Dard se tere hai mujhko beqarari hai hai
kyaa huyi zaalim teri gafalatashiari hai hai
(Alas! Your pain causes me no peace; what is this attitude of callousness o cruel one)
Mirza Asadullah Khan Ghalib wrote this elegy for a woman he called “a sitam pesh domni (an oppressive nautch girl)” in a letter he’d written to his friend. Nowhere does one find the name of this 19th-century courtesan. The records — mostly Mirza Ghalib’s letters — mention her without a name. “But she was important enough that he wrote a poem for her and asked a Nawab to get someone to compose the piece in raag Jhinjhoti,” says Kathak exponent Manjari Chaturvedi, who decided to name this blindspot in history as Nawab Jaan. She got ghazal singer Radhika Chopra to record the composition in the night raga that Ghalib’s letter demanded. The poet’s lament for his unknown beloved was a part of “The Courtesan Project” presented by Chaturvedi through Darbari Kathak
while journalist Neelesh Misra played the narrator at the third Jashn-e-Rekhta festival in Delhi last week.
“People say that there was nobody called Nawab Jaan. I had found many courtesans, artistes who have remained unknown, unnamed, removed from the documentation of performing art history. Giving a name and presenting her was a tribute to those talented artistes whom we call tawaifs and put a derogatory stamp on them. The idea is that of creating an alternate narrative, to tell people of the art of these phenomenal women,” says Chaturvedi, whose concert, under a marquee was marred by loud sounds from another concert at the festival, a whistling audience and sound and light issues. Chaturvedi is unfazed. “It is interesting to not perform for the usual suspects,” she says.

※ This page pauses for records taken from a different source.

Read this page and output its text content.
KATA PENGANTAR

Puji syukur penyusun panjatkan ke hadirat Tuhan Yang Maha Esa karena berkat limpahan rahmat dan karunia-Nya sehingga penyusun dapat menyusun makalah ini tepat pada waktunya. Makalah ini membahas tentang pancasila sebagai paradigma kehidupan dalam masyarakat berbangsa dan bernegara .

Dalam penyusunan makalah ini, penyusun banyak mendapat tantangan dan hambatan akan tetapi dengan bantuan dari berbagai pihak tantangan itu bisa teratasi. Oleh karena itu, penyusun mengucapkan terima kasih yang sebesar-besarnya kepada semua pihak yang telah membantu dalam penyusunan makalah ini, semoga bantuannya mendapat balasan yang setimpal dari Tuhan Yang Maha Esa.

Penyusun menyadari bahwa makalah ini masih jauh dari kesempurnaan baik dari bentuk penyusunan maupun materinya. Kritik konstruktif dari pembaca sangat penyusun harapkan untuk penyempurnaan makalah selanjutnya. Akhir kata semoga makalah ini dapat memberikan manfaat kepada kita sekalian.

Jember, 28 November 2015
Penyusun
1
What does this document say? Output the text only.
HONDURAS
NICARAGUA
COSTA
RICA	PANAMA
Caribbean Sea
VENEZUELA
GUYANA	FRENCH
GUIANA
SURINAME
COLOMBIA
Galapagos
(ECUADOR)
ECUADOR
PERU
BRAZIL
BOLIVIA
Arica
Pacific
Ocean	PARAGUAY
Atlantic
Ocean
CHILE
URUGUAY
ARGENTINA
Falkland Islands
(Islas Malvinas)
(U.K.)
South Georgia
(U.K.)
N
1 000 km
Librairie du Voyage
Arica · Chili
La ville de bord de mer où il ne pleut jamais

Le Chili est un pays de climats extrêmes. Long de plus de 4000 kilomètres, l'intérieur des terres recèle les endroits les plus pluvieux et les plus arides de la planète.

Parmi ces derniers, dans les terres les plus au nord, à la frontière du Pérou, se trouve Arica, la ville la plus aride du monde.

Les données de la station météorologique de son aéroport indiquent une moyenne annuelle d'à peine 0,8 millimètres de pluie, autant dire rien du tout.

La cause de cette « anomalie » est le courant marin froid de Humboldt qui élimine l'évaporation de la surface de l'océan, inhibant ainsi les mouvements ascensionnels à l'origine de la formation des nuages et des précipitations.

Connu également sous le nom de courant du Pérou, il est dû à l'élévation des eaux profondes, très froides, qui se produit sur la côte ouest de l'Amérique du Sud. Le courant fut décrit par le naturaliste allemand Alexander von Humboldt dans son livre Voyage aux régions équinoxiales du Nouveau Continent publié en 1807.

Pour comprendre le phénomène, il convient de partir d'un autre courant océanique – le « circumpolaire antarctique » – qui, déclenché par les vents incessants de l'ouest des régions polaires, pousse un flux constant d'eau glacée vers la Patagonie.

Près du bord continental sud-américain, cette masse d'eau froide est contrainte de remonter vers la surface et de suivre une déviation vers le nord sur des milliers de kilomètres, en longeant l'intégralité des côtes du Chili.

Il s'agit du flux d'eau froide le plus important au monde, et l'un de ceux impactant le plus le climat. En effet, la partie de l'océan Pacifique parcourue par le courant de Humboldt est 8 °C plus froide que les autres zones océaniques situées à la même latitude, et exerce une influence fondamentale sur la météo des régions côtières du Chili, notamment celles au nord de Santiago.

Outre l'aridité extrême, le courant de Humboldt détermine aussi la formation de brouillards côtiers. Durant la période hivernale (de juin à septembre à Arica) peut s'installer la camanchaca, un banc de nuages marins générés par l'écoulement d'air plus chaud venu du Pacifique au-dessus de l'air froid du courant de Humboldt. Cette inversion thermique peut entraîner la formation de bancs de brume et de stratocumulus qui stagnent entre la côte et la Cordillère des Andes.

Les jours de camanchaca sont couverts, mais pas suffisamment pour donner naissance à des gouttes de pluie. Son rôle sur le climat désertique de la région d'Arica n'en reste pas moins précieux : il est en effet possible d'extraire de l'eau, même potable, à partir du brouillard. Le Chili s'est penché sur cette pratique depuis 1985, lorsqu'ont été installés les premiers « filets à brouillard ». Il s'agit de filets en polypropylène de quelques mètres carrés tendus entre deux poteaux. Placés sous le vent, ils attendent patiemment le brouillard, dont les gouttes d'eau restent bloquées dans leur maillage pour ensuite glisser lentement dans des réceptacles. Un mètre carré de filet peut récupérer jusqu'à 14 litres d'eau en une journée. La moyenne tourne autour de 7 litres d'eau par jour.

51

The project began five years ago when Chaturvedi worked with Zarina Begum, the last living singer of the Awadh court. “Begum, now 91, asked for just one thing — ‘Ek baar Banarasi sari pehen kar gaana hai.’ That struck me hard,” says Chaturvedi, who presented a concert with Begum. But it was hard to find sponsors. One of them put it indelicately, “Ab hum tawaifo ko honour kare?” “They were sitting across a dancer of today and insulting a singer-dancer of yesteryear,” says Chaturvedi, who managed the concert without sponsorships. What also surprised Chaturvedi was that the reference was being made to some of the most educated women of their times. “Courtesans were those few who were adept at politics, literature, and the art of conversation. Back then, other women were quite subservient,” says Chaturvedi.
Their education was also probably one of the reasons why many pieces written and composed by the courtesans remain anonymous. While poets such as Adarang and Sadarang sneaked in their names in khayals to make sure they were not forgotten, courtesans didn’t bother. “There was only one Begum Akhtar. We also know of Rasoolan Bai, Gauhar Jaan and some others. But what about those thousands we don’t. Once Nawab Amir Naqi Khan Mehmoodabad told me that 51 courtesans sang at his wedding about 50 years ago. Who were these women and what were their stories?” says Chaturvedi about the women who found themselves predominantly in Delhi, Lucknow, Banaras, Calcutta and Hyderabad.
She says that the shame of a courtesan comes from the fact that she was liberated in terms of her body and financially. “We assume that they slept with everybody. It’s an assumption because they are women. The men are absolved,” says Chaturvedi.
At the turn of the 20th century, society became uncomfortable with romance and, post-independence, found Bhakti. “The underlining tendencies of people made us uncomfortable with the tawaifs and we didn’t know what to do with them,” says Chaturvedi.
She is now working on stories of some other courtesans including of Inayat Bhai Berowali, whose sarangi player was Bade Ghulam Ali Khan. “Imagine how talented she would be,” she says.